Abstract

This article examines the role of Jimi Hendrix in the late 1960s as a vessel of the Black Atlantic, what Paul Gilroy describes as the counterculture to modernity. Placed against the backdrop of The Dick Cavett Show, a newly created talk show in 1969 hosted by the white liberal Dick Cavett, this article explores the dialogue between host and guitarist in an attempt to trace the longue durée assumptions and ideological patterns of modernity and its late 1960s repercussions at the end of the American Civil Rights movement. Using the theories of Gilroy, James Baldwin, Raymond Williams, and Jacques Attali, I outline how the two visits of Hendrix on The Dick Cavett Show were analogous to larger patterns coursing through American society as popular institutions such as television and film formed important bulwarks against not only the countercultural ideas of the 1960s, but the more radical sets of ideas that increasingly took aim at the institutional nature of US racial capitalism and modernity itself.
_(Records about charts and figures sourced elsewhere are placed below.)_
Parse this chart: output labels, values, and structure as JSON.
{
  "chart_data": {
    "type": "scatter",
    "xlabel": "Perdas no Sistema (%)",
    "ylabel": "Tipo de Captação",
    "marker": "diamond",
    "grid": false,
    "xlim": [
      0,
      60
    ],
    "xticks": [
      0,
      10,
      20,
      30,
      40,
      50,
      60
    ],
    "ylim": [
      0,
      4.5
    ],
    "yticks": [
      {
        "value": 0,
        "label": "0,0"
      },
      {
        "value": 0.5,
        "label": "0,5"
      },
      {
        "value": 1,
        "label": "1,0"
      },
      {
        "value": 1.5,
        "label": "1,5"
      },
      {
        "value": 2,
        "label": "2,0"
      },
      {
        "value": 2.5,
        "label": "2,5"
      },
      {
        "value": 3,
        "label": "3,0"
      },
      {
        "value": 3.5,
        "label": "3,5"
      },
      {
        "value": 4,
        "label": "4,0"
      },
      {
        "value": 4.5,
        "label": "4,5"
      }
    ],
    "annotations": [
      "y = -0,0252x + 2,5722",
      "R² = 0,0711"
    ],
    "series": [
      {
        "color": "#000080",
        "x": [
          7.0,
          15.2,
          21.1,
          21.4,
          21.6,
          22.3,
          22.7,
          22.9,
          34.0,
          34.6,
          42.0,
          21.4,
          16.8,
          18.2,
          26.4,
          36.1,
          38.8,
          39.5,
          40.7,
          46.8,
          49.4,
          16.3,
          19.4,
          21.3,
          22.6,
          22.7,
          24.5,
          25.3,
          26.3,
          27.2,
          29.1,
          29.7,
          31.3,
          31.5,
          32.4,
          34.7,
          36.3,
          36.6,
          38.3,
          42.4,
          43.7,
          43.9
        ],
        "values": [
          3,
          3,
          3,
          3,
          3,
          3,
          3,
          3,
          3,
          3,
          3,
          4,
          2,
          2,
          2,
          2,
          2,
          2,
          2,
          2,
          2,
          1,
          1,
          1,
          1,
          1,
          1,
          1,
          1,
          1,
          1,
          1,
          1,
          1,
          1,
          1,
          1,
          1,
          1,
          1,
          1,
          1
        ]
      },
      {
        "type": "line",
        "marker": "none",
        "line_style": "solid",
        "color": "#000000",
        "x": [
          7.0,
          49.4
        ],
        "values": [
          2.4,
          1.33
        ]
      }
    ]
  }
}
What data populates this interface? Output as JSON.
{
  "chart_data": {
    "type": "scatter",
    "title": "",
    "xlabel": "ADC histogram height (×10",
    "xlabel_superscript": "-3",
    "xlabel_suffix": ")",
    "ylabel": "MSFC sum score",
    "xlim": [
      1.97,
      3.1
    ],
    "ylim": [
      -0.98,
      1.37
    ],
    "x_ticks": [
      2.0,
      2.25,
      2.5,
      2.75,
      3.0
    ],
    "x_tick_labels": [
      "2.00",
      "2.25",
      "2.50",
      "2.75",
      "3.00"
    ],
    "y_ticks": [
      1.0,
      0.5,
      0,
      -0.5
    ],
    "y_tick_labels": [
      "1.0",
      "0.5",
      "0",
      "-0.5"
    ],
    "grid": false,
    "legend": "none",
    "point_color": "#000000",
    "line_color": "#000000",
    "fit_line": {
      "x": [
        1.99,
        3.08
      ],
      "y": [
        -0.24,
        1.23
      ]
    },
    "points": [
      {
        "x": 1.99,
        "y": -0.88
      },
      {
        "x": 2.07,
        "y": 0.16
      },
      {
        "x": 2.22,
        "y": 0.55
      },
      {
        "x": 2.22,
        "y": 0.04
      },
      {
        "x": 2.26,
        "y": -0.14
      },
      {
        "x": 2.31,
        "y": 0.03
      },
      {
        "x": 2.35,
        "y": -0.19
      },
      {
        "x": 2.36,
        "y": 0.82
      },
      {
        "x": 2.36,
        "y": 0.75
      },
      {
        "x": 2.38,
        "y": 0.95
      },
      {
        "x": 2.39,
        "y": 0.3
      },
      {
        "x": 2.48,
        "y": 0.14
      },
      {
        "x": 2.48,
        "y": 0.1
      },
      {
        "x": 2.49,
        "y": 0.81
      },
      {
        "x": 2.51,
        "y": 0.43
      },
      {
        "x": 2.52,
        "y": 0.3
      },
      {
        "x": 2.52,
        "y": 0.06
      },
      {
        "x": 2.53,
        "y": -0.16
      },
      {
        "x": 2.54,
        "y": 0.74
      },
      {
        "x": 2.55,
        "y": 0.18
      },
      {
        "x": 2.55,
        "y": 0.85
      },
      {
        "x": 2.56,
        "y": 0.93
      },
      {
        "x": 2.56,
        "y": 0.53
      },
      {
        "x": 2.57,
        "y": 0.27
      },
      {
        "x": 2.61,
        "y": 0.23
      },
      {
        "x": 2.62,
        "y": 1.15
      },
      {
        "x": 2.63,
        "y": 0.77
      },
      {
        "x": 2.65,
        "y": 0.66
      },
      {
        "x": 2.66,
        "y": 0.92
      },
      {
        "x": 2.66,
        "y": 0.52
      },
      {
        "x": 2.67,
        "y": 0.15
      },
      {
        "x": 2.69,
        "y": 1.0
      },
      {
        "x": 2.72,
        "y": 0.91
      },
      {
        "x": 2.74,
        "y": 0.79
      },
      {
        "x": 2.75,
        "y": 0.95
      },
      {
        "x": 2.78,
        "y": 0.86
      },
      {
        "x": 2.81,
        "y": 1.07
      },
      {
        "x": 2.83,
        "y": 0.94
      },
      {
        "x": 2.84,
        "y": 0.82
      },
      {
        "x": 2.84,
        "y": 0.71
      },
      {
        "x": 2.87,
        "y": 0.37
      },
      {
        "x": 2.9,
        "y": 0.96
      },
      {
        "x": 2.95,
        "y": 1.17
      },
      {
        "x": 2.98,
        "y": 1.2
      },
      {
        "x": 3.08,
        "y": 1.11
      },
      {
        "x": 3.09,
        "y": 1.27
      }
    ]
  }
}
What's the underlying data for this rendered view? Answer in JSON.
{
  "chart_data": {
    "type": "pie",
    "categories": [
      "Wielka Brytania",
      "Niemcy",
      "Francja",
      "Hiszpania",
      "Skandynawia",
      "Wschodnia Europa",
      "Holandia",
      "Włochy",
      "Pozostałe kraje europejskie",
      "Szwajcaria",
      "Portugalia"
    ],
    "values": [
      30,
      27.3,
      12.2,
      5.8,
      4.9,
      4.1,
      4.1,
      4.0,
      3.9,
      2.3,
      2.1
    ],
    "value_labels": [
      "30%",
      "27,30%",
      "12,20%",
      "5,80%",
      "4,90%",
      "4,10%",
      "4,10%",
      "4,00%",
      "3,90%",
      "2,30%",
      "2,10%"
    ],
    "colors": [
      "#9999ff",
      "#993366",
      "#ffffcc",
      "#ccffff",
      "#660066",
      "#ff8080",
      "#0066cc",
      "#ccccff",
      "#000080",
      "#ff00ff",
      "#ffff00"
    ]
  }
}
While The Dick Cavett Show embodied the assimilation of aspects of cultural radicalism, the show also offered lessons on how institutions such as television used cultural radicalism as both a point of sale and a reflective other in rehabilitating the frayed edges of American truth-constructing processes. As a guest, Hendrix often provided answers to Cavett’s questions which frequently opened doors to implicitly anti-systemic – or anti-modern – discussions. As a host, Cavett’s reactions can be read as parrying these blows, using comedy and his persona as a Midwestern straight white man as the blunting instrument.